Mais me direz vous, des mesures ont été prises par le gouvernement et les institutions concernées. De fait sous la pression des associations étudiantes, de syndicats et formations politiques, mais aussi et peut-être surtout hélas, devant l’émotion produite par des tentatives de suicide et par les images d’étudiants de plus en plus nombreux à s’adresser aux associations d’aide alimentaires, telles que les Restos du Cœur, des mesures ont été prises: repas à 1 euro, création de quelques milliers de postes de « moniteurs », gel des frais d’inscription pour la prochaine rentrée universitaire, et ouverture des universités…un jour par semaine (sic!).  Que penser de ces mesures?

L’accès aux cours? Sa limitation dans le meilleur des cas à un jour par semaine est affligeante et méprisante pour les étudiants et leurs professeurs. Chacun sait que rien ne peut remplacer les cours en présentiel, que pour un étudiant, les échanges avec ses camarades et les enseignements sont vitaux. Par ailleurs il est tout à fait possible – ce que nous expliquent nombre d’enseignants et de responsables universitaires-  de rouvrir dès maintenant les universités, avec des modalités d’organisation des cours appropriées. C’est non seulement possible, c’est essentiel: ayons à l’esprit que nombre d’enseignants n’ont jamais rencontré leurs étudiants depuis la rentrée universitaire de 2020! Euh..petite question: les ministres qui ont des enfants étudiants..ils en pensent quoi?

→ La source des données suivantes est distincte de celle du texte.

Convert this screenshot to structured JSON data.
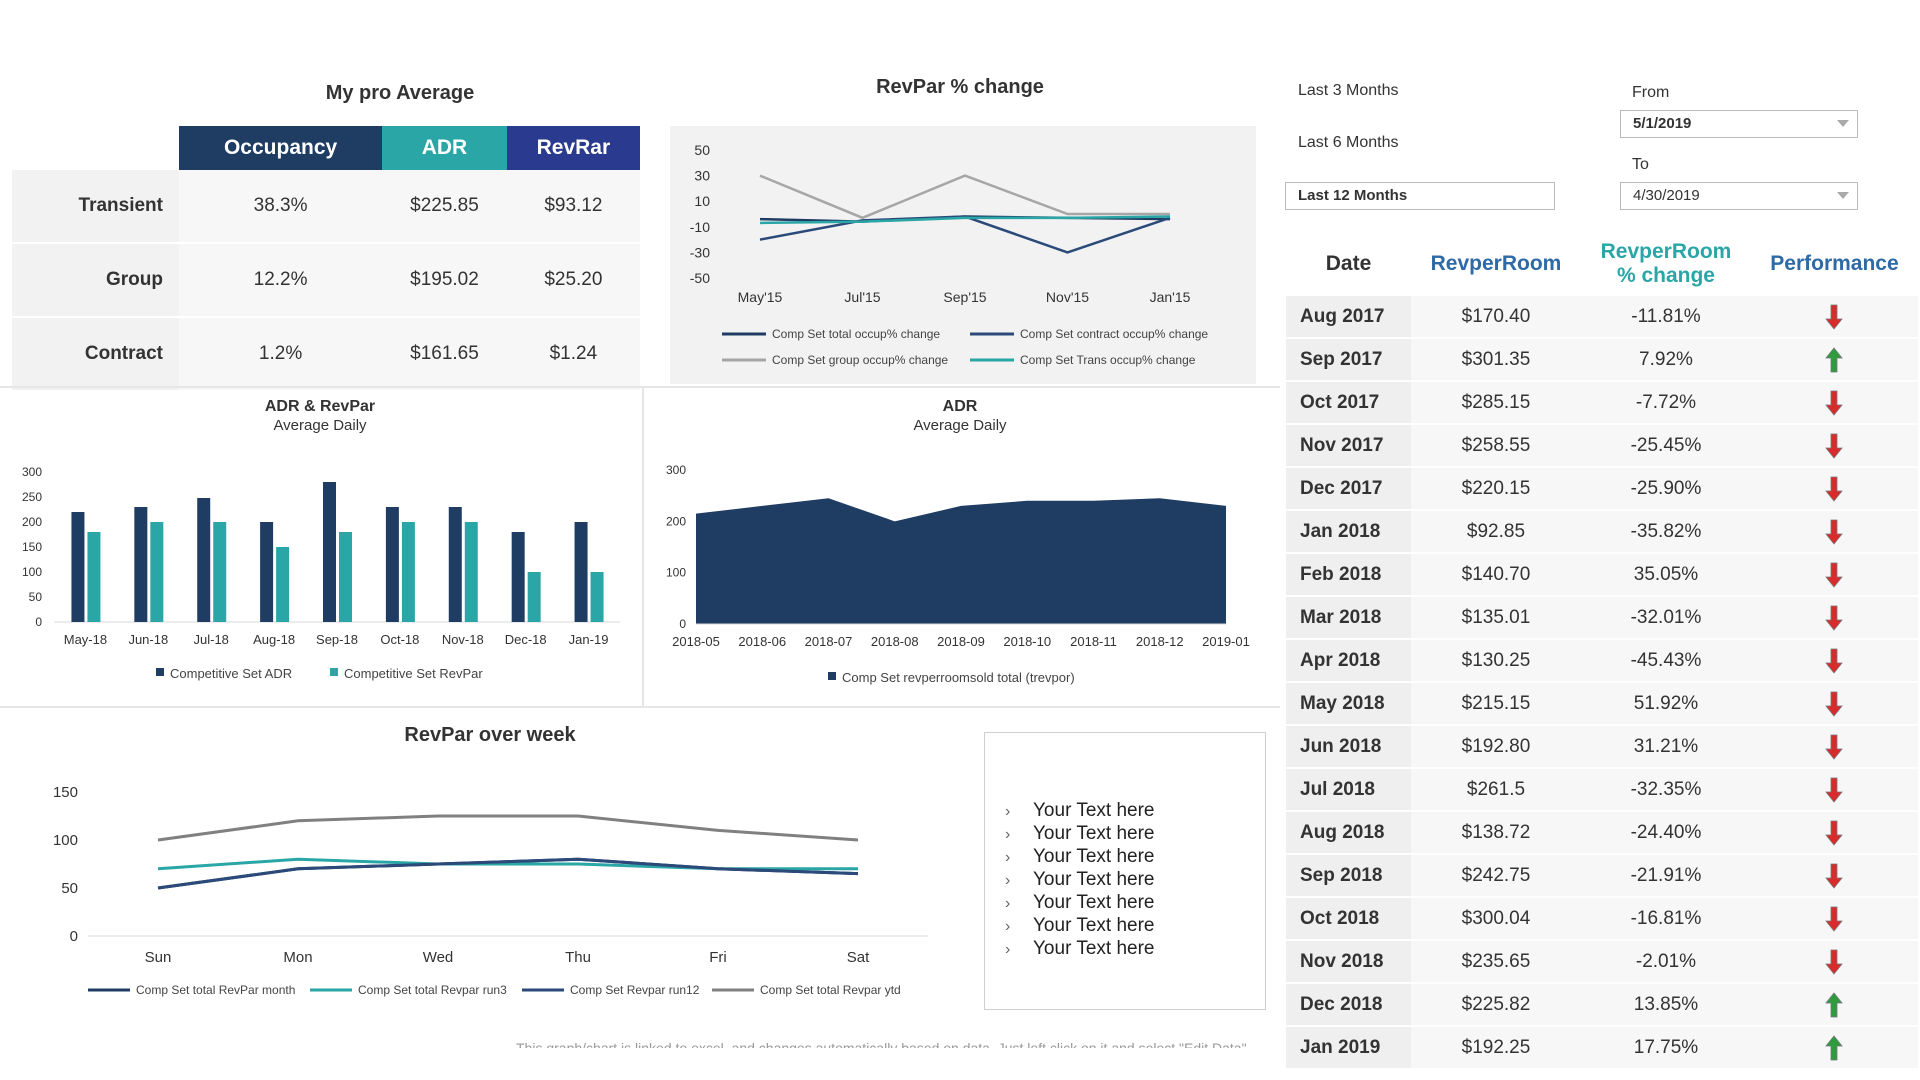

L’accompagnement des étudiants? Les cellules d’écoute, de soutien, d’appui aux étudiants, trop peu nombreuses,  sont débordées de demandes. Certes le gouvernement a mis en place un système de chèque de soutien psychologique, permettant de consulter un psychologue ou un psychiatre de la médecine de ville et de suivre des soins. Mais dans une grande ville universitaire telle que LYON, il n’existe pas de bureaux d’aide psychologique universitaires (BAPU)!

Les aides financières? En dehors de « secours » que peuvent délivrer les CROUS sous certaines conditions et en dehors d’aides ponctuelles que proposent certaines municipalités et  associations, rien, quasiment rien. Nous touchons là une question de fond: que chacun se débrouille!

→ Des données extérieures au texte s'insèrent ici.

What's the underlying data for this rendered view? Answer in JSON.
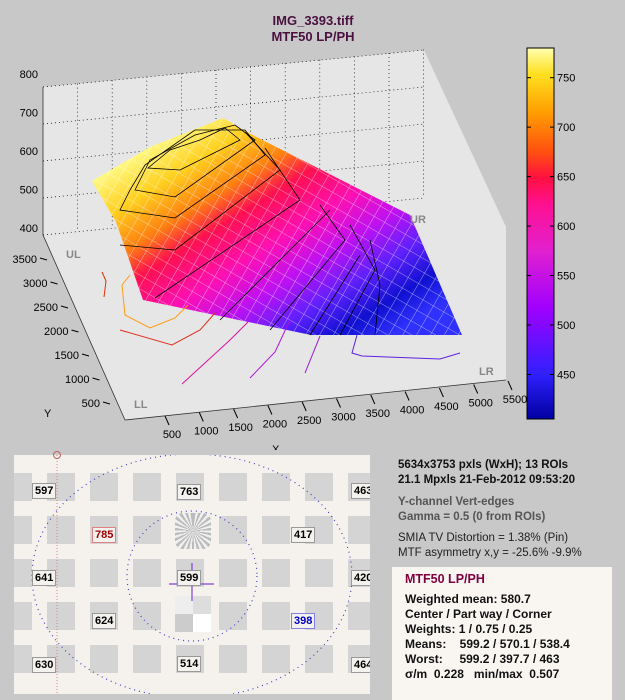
{
  "chart_data": {
    "type": "surface3d",
    "title": "IMG_3393.tiff",
    "subtitle": "MTF50 LP/PH",
    "xlabel": "X",
    "ylabel": "Y",
    "x_ticks": [
      "500",
      "1000",
      "1500",
      "2000",
      "2500",
      "3000",
      "3500",
      "4000",
      "4500",
      "5000",
      "5500"
    ],
    "y_ticks": [
      "500",
      "1000",
      "1500",
      "2000",
      "2500",
      "3000",
      "3500"
    ],
    "z_ticks": [
      "400",
      "500",
      "600",
      "700",
      "800"
    ],
    "zlim": [
      400,
      800
    ],
    "colorbar_ticks": [
      "450",
      "500",
      "550",
      "600",
      "650",
      "700",
      "750"
    ],
    "colorbar_range": [
      405,
      780
    ],
    "corner_labels": [
      "UL",
      "UR",
      "LR",
      "LL"
    ],
    "colormap": [
      "#0000a0",
      "#4020ff",
      "#a000ff",
      "#e020d0",
      "#ff1090",
      "#ff1040",
      "#ff6010",
      "#ffa000",
      "#ffe020",
      "#ffffa0"
    ]
  },
  "roi_values": [
    {
      "value": "597",
      "state": "normal"
    },
    {
      "value": "763",
      "state": "normal"
    },
    {
      "value": "463",
      "state": "normal"
    },
    {
      "value": "785",
      "state": "max"
    },
    {
      "value": "417",
      "state": "normal"
    },
    {
      "value": "641",
      "state": "normal"
    },
    {
      "value": "599",
      "state": "normal"
    },
    {
      "value": "420",
      "state": "normal"
    },
    {
      "value": "624",
      "state": "normal"
    },
    {
      "value": "398",
      "state": "min"
    },
    {
      "value": "630",
      "state": "normal"
    },
    {
      "value": "514",
      "state": "normal"
    },
    {
      "value": "464",
      "state": "normal"
    }
  ],
  "info": {
    "line1": "5634x3753 pxls (WxH);   13 ROIs",
    "line2": "21.1 Mpxls   21-Feb-2012 09:53:20",
    "line3": "Y-channel   Vert-edges",
    "line4": "Gamma = 0.5  (0 from ROIs)",
    "line5": "SMIA TV Distortion = 1.38%  (Pin)",
    "line6": "MTF asymmetry x,y = -25.6%  -9.9%"
  },
  "summary": {
    "title": "MTF50 LP/PH",
    "weighted_mean": "Weighted mean: 580.7",
    "regions": "Center / Part way / Corner",
    "weights": "Weights: 1 / 0.75 / 0.25",
    "means": "Means:    599.2 / 570.1 / 538.4",
    "worst": "Worst:     599.2 / 397.7 / 463",
    "sigma": "σ/m  0.228   min/max  0.507"
  }
}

A cet égard, le débat actuel sur la création d’un RSA jeunes est éclairant. Le refus du gouvernement et du Président de la République de créer une allocation pour les jeunes de moins de 25 ans qui n’ont pas droit au RSA n’est pas d’abord motivé par une raison budgétaire. Ce refus est idéologique: pour nos dirigeants et au delà pour tout ce que notre pays compte de conservateurs, seul le travail est source légitime de revenus. Pour eux,  la solidarité, qu’ils appellent « assistance », n’incite pas à chercher du travail. Cette position idéologique mérite d’être questionnée, tant ses conséquences sociales, politiques mais aussi à terme démocratiques sont importantes.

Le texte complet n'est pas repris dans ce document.